We may be India-based, but we’re built for global scale. On the engineering side, we operate with a distributed team focused entirely on reliability infrastructure, with deep specialization in speech, accents, multilingual STT/TTS, and evaluation, supported by partnerships across cloud, LLM, and voice platforms for fast integration. For localisation, we don’t try to pre-build for every accent on day one; our system evaluates, observes, and adapts to real call failures the moment we enter a new geography, allowing it to learn local speech patterns organically. And on enterprise sales, we’re expanding through design partners in the US and Middle East, taking a regulatory-first approach in sectors like healthcare and finance, and anchoring our GTM on reliability outcomes rather than feature checklists. Our north star is simple: every new market should increase the reliability of the system, not the complexity.

Large cloud and voice-AI vendors could build these layers themselves. What is SuperBryn’s moat?

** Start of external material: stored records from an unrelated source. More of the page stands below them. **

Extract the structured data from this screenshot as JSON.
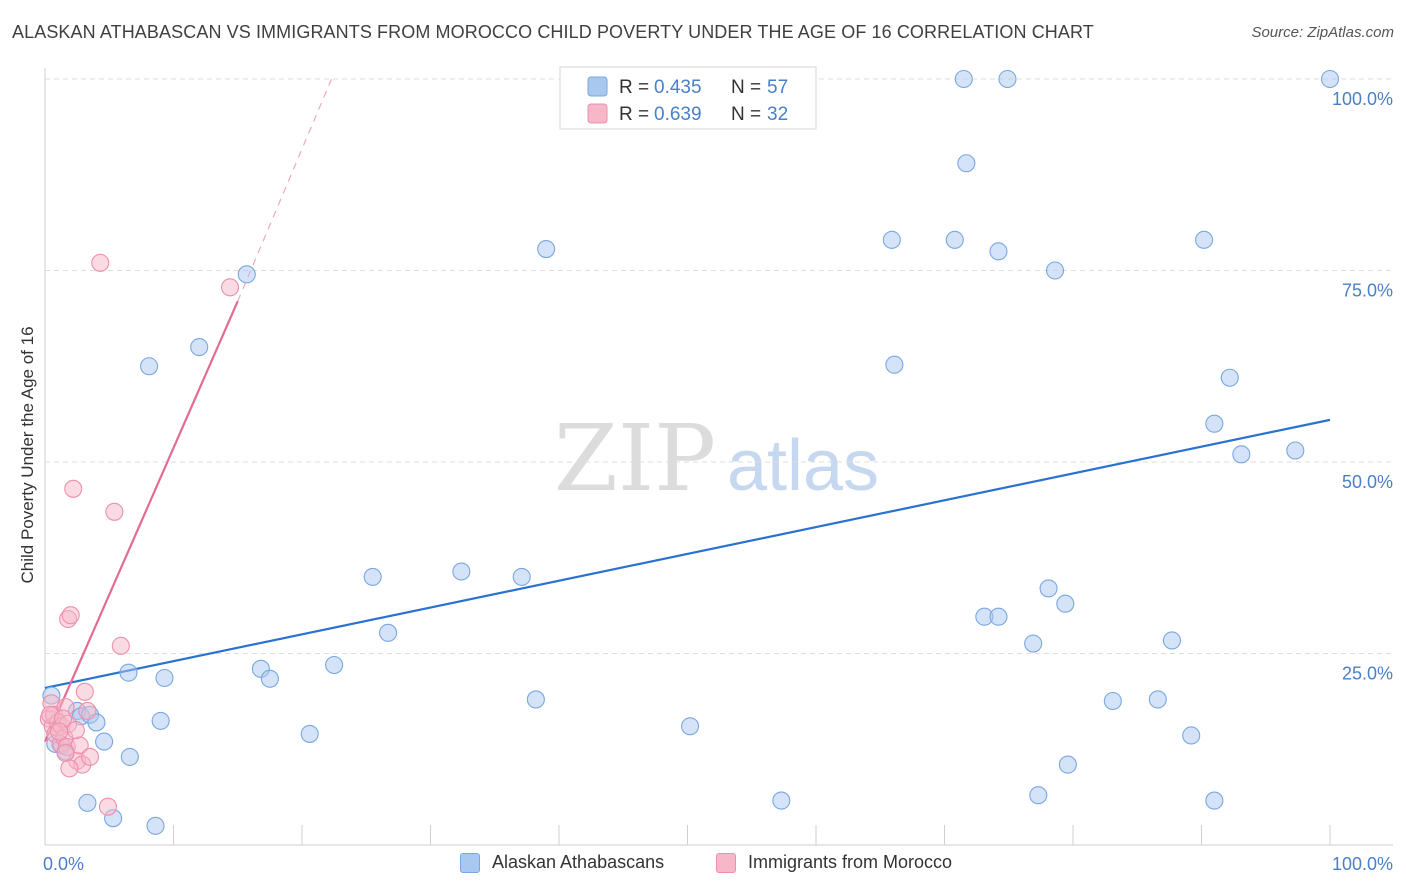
{
  "header": {
    "title": "ALASKAN ATHABASCAN VS IMMIGRANTS FROM MOROCCO CHILD POVERTY UNDER THE AGE OF 16 CORRELATION CHART",
    "source": "Source: ZipAtlas.com"
  },
  "watermark": {
    "zip": "ZIP",
    "atlas": "atlas"
  },
  "colors": {
    "blue_fill": "#a9c8ef",
    "blue_stroke": "#7aa7e0",
    "blue_line": "#2a72d0",
    "pink_fill": "#f6b7c9",
    "pink_stroke": "#ee8fab",
    "pink_line": "#e46b93",
    "axis_text": "#4a7fc9",
    "grid": "#dedede"
  },
  "chart_data": {
    "type": "scatter",
    "title": "ALASKAN ATHABASCAN VS IMMIGRANTS FROM MOROCCO CHILD POVERTY UNDER THE AGE OF 16 CORRELATION CHART",
    "xlabel": "",
    "ylabel": "Child Poverty Under the Age of 16",
    "xlim": [
      0,
      100
    ],
    "ylim": [
      0,
      100
    ],
    "x_tick_labels": {
      "left": "0.0%",
      "right": "100.0%"
    },
    "y_tick_labels": [
      "25.0%",
      "50.0%",
      "75.0%",
      "100.0%"
    ],
    "y_tick_values": [
      25,
      50,
      75,
      100
    ],
    "legend_position": "top-center",
    "series": [
      {
        "name": "Alaskan Athabascans",
        "R": "0.435",
        "N": "57",
        "trend": {
          "x": [
            0,
            100
          ],
          "y": [
            20.5,
            55.5
          ]
        },
        "points": [
          [
            0.5,
            19.5
          ],
          [
            0.8,
            13.2
          ],
          [
            1.3,
            13.0
          ],
          [
            1.6,
            12.2
          ],
          [
            2.5,
            17.5
          ],
          [
            2.8,
            16.8
          ],
          [
            3.5,
            17.0
          ],
          [
            4.0,
            16.0
          ],
          [
            4.6,
            13.5
          ],
          [
            3.3,
            5.5
          ],
          [
            5.3,
            3.5
          ],
          [
            6.5,
            22.5
          ],
          [
            6.6,
            11.5
          ],
          [
            8.1,
            62.5
          ],
          [
            8.6,
            2.5
          ],
          [
            9.0,
            16.2
          ],
          [
            9.3,
            21.8
          ],
          [
            12.0,
            65.0
          ],
          [
            15.7,
            74.5
          ],
          [
            16.8,
            23.0
          ],
          [
            17.5,
            21.7
          ],
          [
            20.6,
            14.5
          ],
          [
            22.5,
            23.5
          ],
          [
            25.5,
            35.0
          ],
          [
            26.7,
            27.7
          ],
          [
            32.4,
            35.7
          ],
          [
            37.1,
            35.0
          ],
          [
            38.2,
            19.0
          ],
          [
            39.0,
            77.8
          ],
          [
            50.2,
            15.5
          ],
          [
            57.3,
            5.8
          ],
          [
            65.9,
            79.0
          ],
          [
            66.1,
            62.7
          ],
          [
            70.8,
            79.0
          ],
          [
            71.5,
            100.0
          ],
          [
            71.7,
            89.0
          ],
          [
            73.1,
            29.8
          ],
          [
            74.2,
            77.5
          ],
          [
            74.2,
            29.8
          ],
          [
            74.9,
            100.0
          ],
          [
            76.9,
            26.3
          ],
          [
            77.3,
            6.5
          ],
          [
            78.1,
            33.5
          ],
          [
            78.6,
            75.0
          ],
          [
            79.4,
            31.5
          ],
          [
            79.6,
            10.5
          ],
          [
            83.1,
            18.8
          ],
          [
            86.6,
            19.0
          ],
          [
            87.7,
            26.7
          ],
          [
            89.2,
            14.3
          ],
          [
            90.2,
            79.0
          ],
          [
            91.0,
            5.8
          ],
          [
            91.0,
            55.0
          ],
          [
            92.2,
            61.0
          ],
          [
            93.1,
            51.0
          ],
          [
            97.3,
            51.5
          ],
          [
            100.0,
            100.0
          ]
        ]
      },
      {
        "name": "Immigrants from Morocco",
        "R": "0.639",
        "N": "32",
        "trend": {
          "x": [
            0,
            15
          ],
          "y": [
            13.5,
            71.0
          ]
        },
        "trend_dashed": {
          "x": [
            15,
            22.3
          ],
          "y": [
            71.0,
            100.0
          ]
        },
        "points": [
          [
            0.3,
            16.5
          ],
          [
            0.5,
            18.5
          ],
          [
            0.6,
            15.5
          ],
          [
            0.7,
            17.0
          ],
          [
            0.8,
            14.5
          ],
          [
            1.0,
            16.0
          ],
          [
            1.2,
            13.2
          ],
          [
            1.3,
            15.5
          ],
          [
            1.5,
            14.0
          ],
          [
            1.6,
            18.0
          ],
          [
            1.7,
            12.8
          ],
          [
            1.8,
            15.8
          ],
          [
            1.8,
            29.5
          ],
          [
            2.0,
            30.0
          ],
          [
            2.2,
            46.5
          ],
          [
            2.5,
            11.0
          ],
          [
            2.7,
            13.0
          ],
          [
            2.9,
            10.5
          ],
          [
            3.1,
            20.0
          ],
          [
            3.3,
            17.5
          ],
          [
            3.5,
            11.5
          ],
          [
            4.3,
            76.0
          ],
          [
            4.9,
            5.0
          ],
          [
            5.4,
            43.5
          ],
          [
            5.9,
            26.0
          ],
          [
            14.4,
            72.8
          ],
          [
            0.4,
            17.0
          ],
          [
            1.4,
            16.5
          ],
          [
            1.6,
            12.0
          ],
          [
            1.9,
            10.0
          ],
          [
            2.4,
            15.0
          ],
          [
            1.1,
            14.8
          ]
        ]
      }
    ]
  }
}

Large cloud and voice-AI vendors can certainly build monitoring for their own stack, but SuperBryn’s moat is that we’re completely model-agnostic. Vendors see their piece of the puzzle; we see the entire lifecycle - STT, LLM reasoning, TTS, workflows, telephony, and integrations and that cross-stack observability is extremely hard for any single provider to replicate. We also see patterns across enterprises and industries, not just usage stats: accent drift, edge-case clusters, cross-model degradation, the real signals that determine reliability. On top of that, our IP isn’t just in monitoring but in automated remediation and self-learning, which is far harder to copy. And ultimately, enterprises prefer a neutral reliability layer. Just as cybersecurity and observability became independent categories, we believe Voice Reliability will stand on its own and that’s the ecosystem we’re building.

Many enterprises struggle not with tech but with change management. What resistance do you see from CXOs and how do you help them overcome it?

Most resistance from CXOs has little to do with the technology itself and everything to do with change management. The first concern we hear is, ‘We don’t want surprises.’ Leaders worry about outages, failed customer interactions, and brand risk, so we address that by giving them complete, real-time visibility into how their voice agents behave in the wild. The second is, ‘We don’t have the AI expertise to maintain this.’ Our self-learning and guided remediation reduce dependence on specialised ML teams, so reliability improves without adding headcount. And the third is, ‘We don’t want to overhaul our workflows.’ SuperBryn plugs into existing voice stacks without forcing a rip-and-replace. Ultimately, we take enterprises from AI anxiety to AI confidence by making reliability predictable and operationally simple.

What does success look like in 12-18 months? What narrative do you want enterprise buyers to tell?

In the next 12–18 months, success for us means becoming the default reliability layer for voice agents in regulated industries. We want enterprise teams to be able to say, ‘Our resolution rates doubled,’ ‘We can finally see what’s going wrong,’ ‘Our agents are improving every week without manual tuning,’ and most importantly, ‘We trust our AI in production.’ If we do our job right, the industry conversation will shift from ‘Does voice AI work?’ to ‘Does it have a reliability layer?’ At the end of the day, success looks like voice agents delivering natural, human-quality experiences, not the inconsistent, frustrating calls we all deal with today.